In contrast, desktop inkjet printers have far more expensive consumables, are slower, need more maintenance and rarely offer duplexing. A further step up from accounting software are fully fledged print management products that can take control of print jobs and send them to printers according to business rules.
Macro 4’s Michael Brand says that his company’s products, for example, can segment printers into zones, based on geography, capability and other features.
When a user prints a document, the system can decide for the user which is the most appropriate printer, taking into account the cost of printing on each machine, where each printer is relative to the user, what capabilities the printer needs to be able to perform the job, the kind of document being printed, which printers are available or are being under-used and so on.
To reduce the chances of print jobs being sent to the wrong printers where they may lie forgotten by the user (who may repeatedly re-print the document, mistakenly thinking the job got ‘lost’ or that someone inadvertently took their print-out), there are two other facilities typically available within print management solutions: “follow me” printing and “pull” printing. “Follow me” printing enables users to inform the print management software that they have changed location in the building (or even to a new site), something particularly useful for laptop users. The software can then print documents on nearer printers.
“Pull” printing takes this a stage further, by requiring the user to authenticate him or herself with the printer using a personal identification number (PIN), swipe card or even a thumb print.
This also enables the print management software to locate the user exactly and print to the right printer every time; it can also be used as a policy enforcement measure – if an organisation decides that only certain people can print in colour, they can use these unique identifiers to abort print jobs that do not conform with the company’s policies.
In addition to these capabilities, most print management software has additional bells and whistles, the attractiveness of which will vary according to the organisation. Chargeback from within print auditing software is popular in legal firms, since departments can be made accountable for their printing costs.

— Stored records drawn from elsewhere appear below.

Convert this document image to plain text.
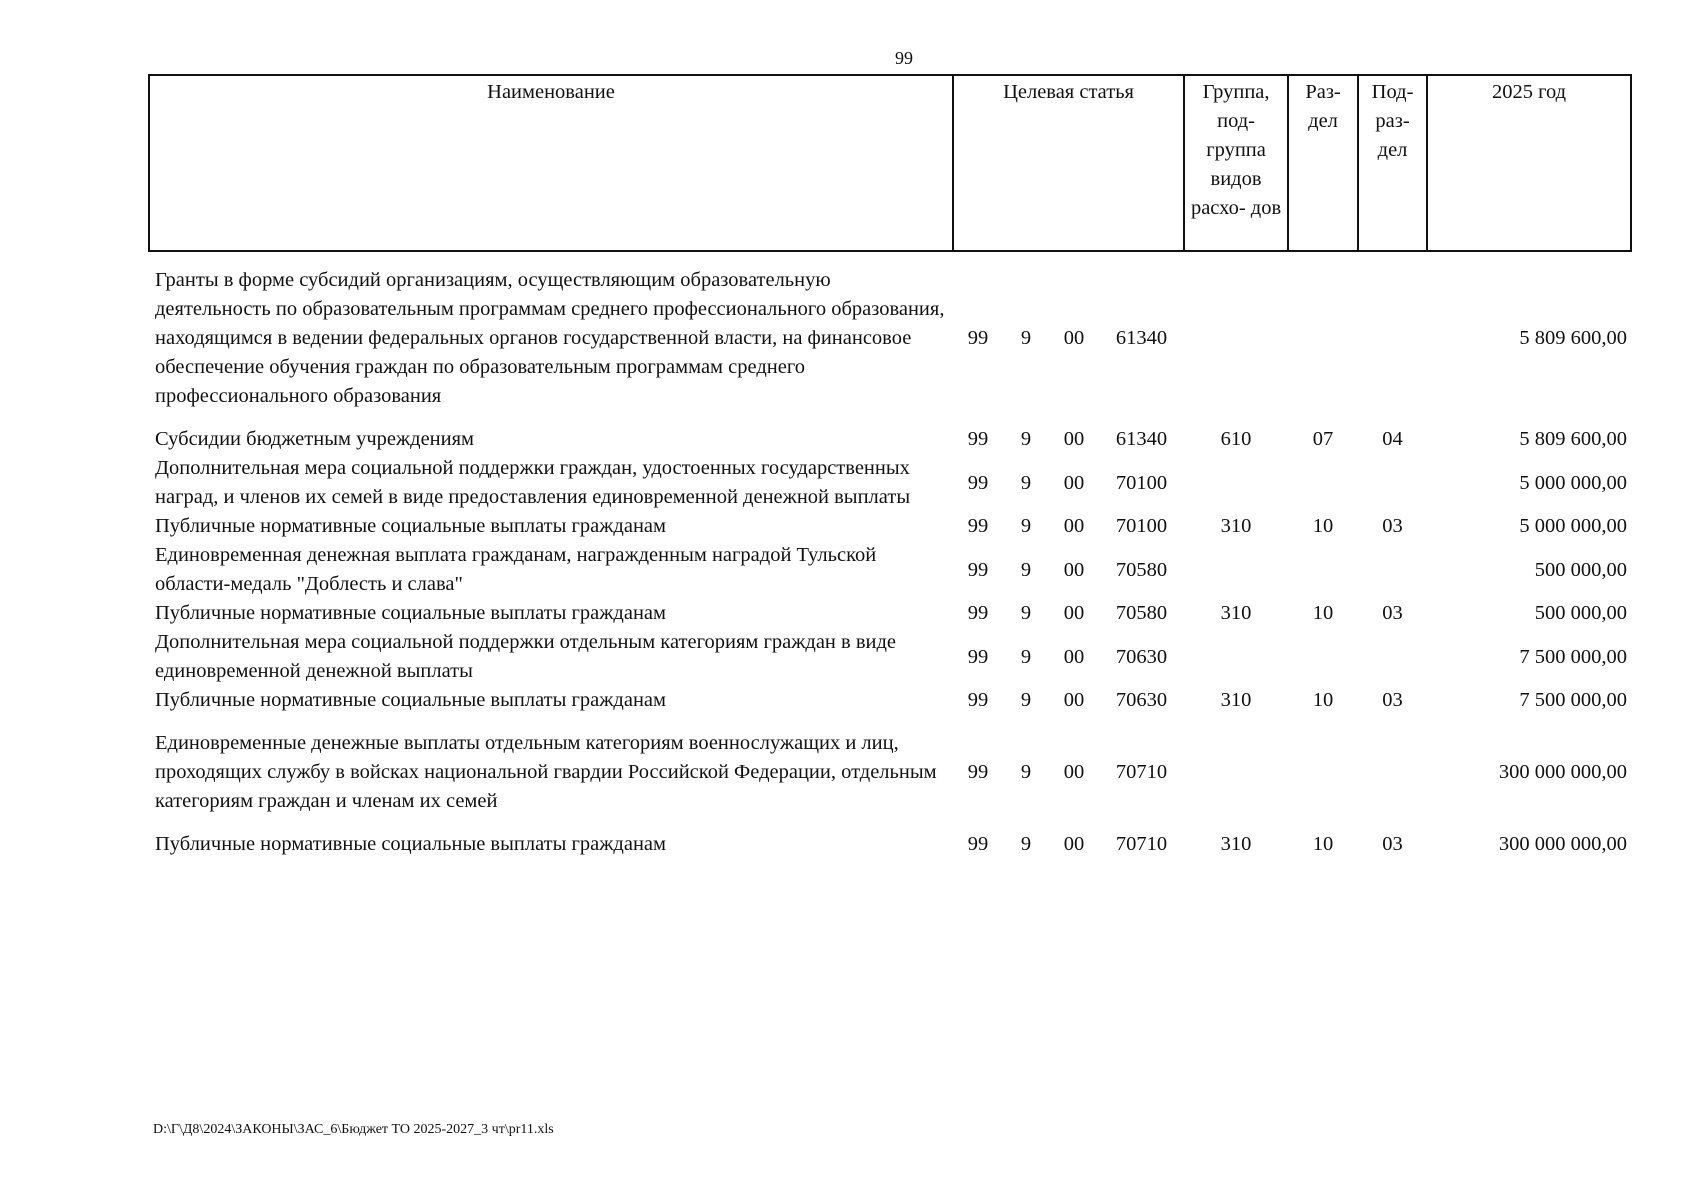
99
Наименование	Целевая статья				Группа, под- группа видов расхо- дов	Раз- дел	Под- раз- дел	2025 год

Гранты в форме субсидий организациям, осуществляющим образовательную деятельность по образовательным программам среднего профессионального образования, находящимся в ведении федеральных органов государственной власти, на финансовое обеспечение обучения граждан по образовательным программам среднего профессионального образования	99	9	00	61340				5 809 600,00

Субсидии бюджетным учреждениям	99	9	00	61340	610	07	04	5 809 600,00
Дополнительная мера социальной поддержки граждан, удостоенных государственных наград, и членов их семей в виде предоставления единовременной денежной выплаты	99	9	00	70100				5 000 000,00
Публичные нормативные социальные выплаты гражданам	99	9	00	70100	310	10	03	5 000 000,00
Единовременная денежная выплата гражданам, награжденным наградой Тульской области-медаль "Доблесть и слава"	99	9	00	70580				500 000,00
Публичные нормативные социальные выплаты гражданам	99	9	00	70580	310	10	03	500 000,00
Дополнительная мера социальной поддержки отдельным категориям граждан в виде единовременной денежной выплаты	99	9	00	70630				7 500 000,00
Публичные нормативные социальные выплаты гражданам	99	9	00	70630	310	10	03	7 500 000,00

Единовременные денежные выплаты отдельным категориям военнослужащих и лиц, проходящих службу в войсках национальной гвардии Российской Федерации, отдельным категориям граждан и членам их семей	99	9	00	70710				300 000 000,00

Публичные нормативные социальные выплаты гражданам	99	9	00	70710	310	10	03	300 000 000,00
D:\Г\Д8\2024\ЗАКОНЫ\ЗАС_6\Бюджет ТО 2025-2027_3 чт\pr11.xls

Organisations with many printers from many different vendors may well be interested in print management software that provides a single printer driver for all jobs, since that ought to reduce administration and training costs: the user simply highlights in the universal driver the requirements of the job, such as colour, duplexing, folding, stapling and so on, and then sends it. The print management software then picks the right printer, re-formatting the job, even when the printer is unavailable, so it always prints correctly.
Print management software, by itself, is no panacea, but allied with proper management and policies it can provide a powerful tool for organisations to reduce costs. Although the initial belief may be that by imposing limits on employees’ printing capabilities, print management software will make savings, in most organisations, savings are usually made through the software highlighting bad practice.
By providing insight into what users are doing wrong and pushing them to develop better habits, print management software can quickly pay for itself and help generate significant savings in expenditure.